There are scenes in which Charlie experiences true Joy, but is not “Happy” in the emotionally excited way which most of us think of as “happy” or which would trigger his cataplexy. Charlie, during these scenes, is noticeably joyful, pointed out by the other characters, even while we the audience members know he is sad, as Charlie attempts to bring Joy into the life of someone else even at his own expense. He unwittingly discovers what is true Love, even though neither his friends or even Charlie really understands this.
As for Francesca, she is a woman who prefers to set herself up for romantic failure. Having lost her mother to hereditary breast cancer and on the verge of losing her beloved Aunt to the same disease, she tends to keep things superficial, moving frequently and choosing shallow men uninterested in a permanent relationship. But Francesca too instinctively knows true Love and Joy as, though sad, she Joyfully visits and helps her Aunt, who she describes as her best friend. And counseled by her open-hearted, Bucket List accomplishing Aunt Sylvia, Francesca also wrestles with the idea of what it means to Love and commit.
It occurred to me that the characters were what an adult version of Inside Out might look like from the mind of someone “in love” who matures from adolescent infatuation to true altruistic Love.
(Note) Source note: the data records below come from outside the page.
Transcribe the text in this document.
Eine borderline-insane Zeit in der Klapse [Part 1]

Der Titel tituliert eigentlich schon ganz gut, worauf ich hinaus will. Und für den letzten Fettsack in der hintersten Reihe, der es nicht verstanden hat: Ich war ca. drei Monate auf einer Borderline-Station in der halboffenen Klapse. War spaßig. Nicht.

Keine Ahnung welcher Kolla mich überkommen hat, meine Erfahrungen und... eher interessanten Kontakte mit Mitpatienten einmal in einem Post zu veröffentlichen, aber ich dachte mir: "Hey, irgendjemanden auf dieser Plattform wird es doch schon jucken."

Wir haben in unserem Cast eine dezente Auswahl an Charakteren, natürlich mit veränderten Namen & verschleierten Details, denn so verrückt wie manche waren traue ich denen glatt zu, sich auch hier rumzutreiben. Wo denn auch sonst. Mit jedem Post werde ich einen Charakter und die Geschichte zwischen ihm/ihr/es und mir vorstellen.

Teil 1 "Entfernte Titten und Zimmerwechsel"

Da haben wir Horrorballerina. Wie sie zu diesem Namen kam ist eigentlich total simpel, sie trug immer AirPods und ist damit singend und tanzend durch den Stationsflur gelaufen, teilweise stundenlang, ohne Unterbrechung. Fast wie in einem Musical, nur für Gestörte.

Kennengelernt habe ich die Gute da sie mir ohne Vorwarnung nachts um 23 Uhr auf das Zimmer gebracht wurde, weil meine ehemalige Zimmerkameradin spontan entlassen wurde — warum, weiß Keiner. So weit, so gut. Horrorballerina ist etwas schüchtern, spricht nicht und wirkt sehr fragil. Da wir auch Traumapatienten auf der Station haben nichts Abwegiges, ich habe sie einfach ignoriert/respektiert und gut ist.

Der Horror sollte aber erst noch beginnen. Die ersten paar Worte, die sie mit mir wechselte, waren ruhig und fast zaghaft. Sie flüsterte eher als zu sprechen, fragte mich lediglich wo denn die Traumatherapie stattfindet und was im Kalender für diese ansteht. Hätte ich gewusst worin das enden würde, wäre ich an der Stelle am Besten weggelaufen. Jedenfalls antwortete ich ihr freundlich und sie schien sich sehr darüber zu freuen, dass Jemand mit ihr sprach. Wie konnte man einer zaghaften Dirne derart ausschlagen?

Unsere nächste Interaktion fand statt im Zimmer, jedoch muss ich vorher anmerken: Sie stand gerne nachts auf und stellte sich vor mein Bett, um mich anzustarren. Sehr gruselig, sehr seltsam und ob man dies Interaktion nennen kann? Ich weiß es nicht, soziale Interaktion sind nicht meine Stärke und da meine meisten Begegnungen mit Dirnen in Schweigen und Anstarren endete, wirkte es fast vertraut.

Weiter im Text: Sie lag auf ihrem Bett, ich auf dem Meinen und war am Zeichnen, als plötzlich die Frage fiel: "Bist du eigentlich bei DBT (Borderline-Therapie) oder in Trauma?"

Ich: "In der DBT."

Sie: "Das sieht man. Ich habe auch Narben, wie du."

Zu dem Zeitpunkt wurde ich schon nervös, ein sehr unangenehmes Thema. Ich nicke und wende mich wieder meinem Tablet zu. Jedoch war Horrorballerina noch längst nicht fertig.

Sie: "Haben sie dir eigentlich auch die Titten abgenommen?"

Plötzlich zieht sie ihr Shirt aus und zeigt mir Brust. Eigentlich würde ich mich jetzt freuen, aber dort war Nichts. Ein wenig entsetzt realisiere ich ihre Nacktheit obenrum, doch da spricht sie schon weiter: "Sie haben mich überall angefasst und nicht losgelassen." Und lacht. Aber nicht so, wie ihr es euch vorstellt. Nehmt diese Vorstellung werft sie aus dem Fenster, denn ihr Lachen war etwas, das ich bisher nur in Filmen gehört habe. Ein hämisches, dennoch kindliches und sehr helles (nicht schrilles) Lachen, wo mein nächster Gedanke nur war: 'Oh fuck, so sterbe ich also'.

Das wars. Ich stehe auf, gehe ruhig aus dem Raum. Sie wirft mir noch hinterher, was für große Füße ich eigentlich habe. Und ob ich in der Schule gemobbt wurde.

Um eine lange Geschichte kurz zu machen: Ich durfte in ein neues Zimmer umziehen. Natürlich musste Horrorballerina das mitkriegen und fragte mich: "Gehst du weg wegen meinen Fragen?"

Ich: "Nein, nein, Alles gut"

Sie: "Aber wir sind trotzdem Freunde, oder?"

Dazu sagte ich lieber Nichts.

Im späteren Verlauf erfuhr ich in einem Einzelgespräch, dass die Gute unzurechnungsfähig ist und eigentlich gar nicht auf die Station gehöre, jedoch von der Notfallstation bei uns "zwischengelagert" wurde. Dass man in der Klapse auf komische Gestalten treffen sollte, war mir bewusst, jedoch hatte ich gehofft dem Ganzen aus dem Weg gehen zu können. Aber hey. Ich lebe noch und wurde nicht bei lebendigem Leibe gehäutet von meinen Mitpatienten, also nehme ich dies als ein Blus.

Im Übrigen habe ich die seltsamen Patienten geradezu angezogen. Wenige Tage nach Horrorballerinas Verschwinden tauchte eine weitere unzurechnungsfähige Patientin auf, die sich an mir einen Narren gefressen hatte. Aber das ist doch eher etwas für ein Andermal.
From Francesca’s often unfettered enthusiasm and Cooper’s libido, to Bethany’s confused obliviousness, Charlie’s hyper-awareness of his vulnerabilities, and finally the wisdom of Aunt Sylvia who, more than most, understands the ephemeral preciousness of life and the importance of altruistic Love, they rotate about each other examining the question of the importance of living well and FOR someone you love – even if you have to risk pain and loss.
The music by Jeremy Turner is simple, the cinematography by David Robert Jones uncomplicated, but the story is neither. Although Ode to Joy is in that familiar niche of quirky romantic comedies with some unique obstacle to the main couple’s happiness, Ode to Joy is also an intelligent and clever story which surprises, offering quite a bit to think about.
The language is occasionally adult with completely unnecessary profanity. And two unmarried couples try to go to bed together, though no nudity and ultimately, and wisely, nothing happens because of — comic reasons.
My only real complaint about the movie is it leaves the outcome of one of the characters unresolved and unaddressed, especially frustrating as that character was unfairly treated and earned a conclusion.
But overall Ode to Joy was – a joy to watch. So if you have a rainy afternoon to spend with someone you love, you could do worse than spend it watching and talking about this lovely little film with the big heart that is an Ode to Joy.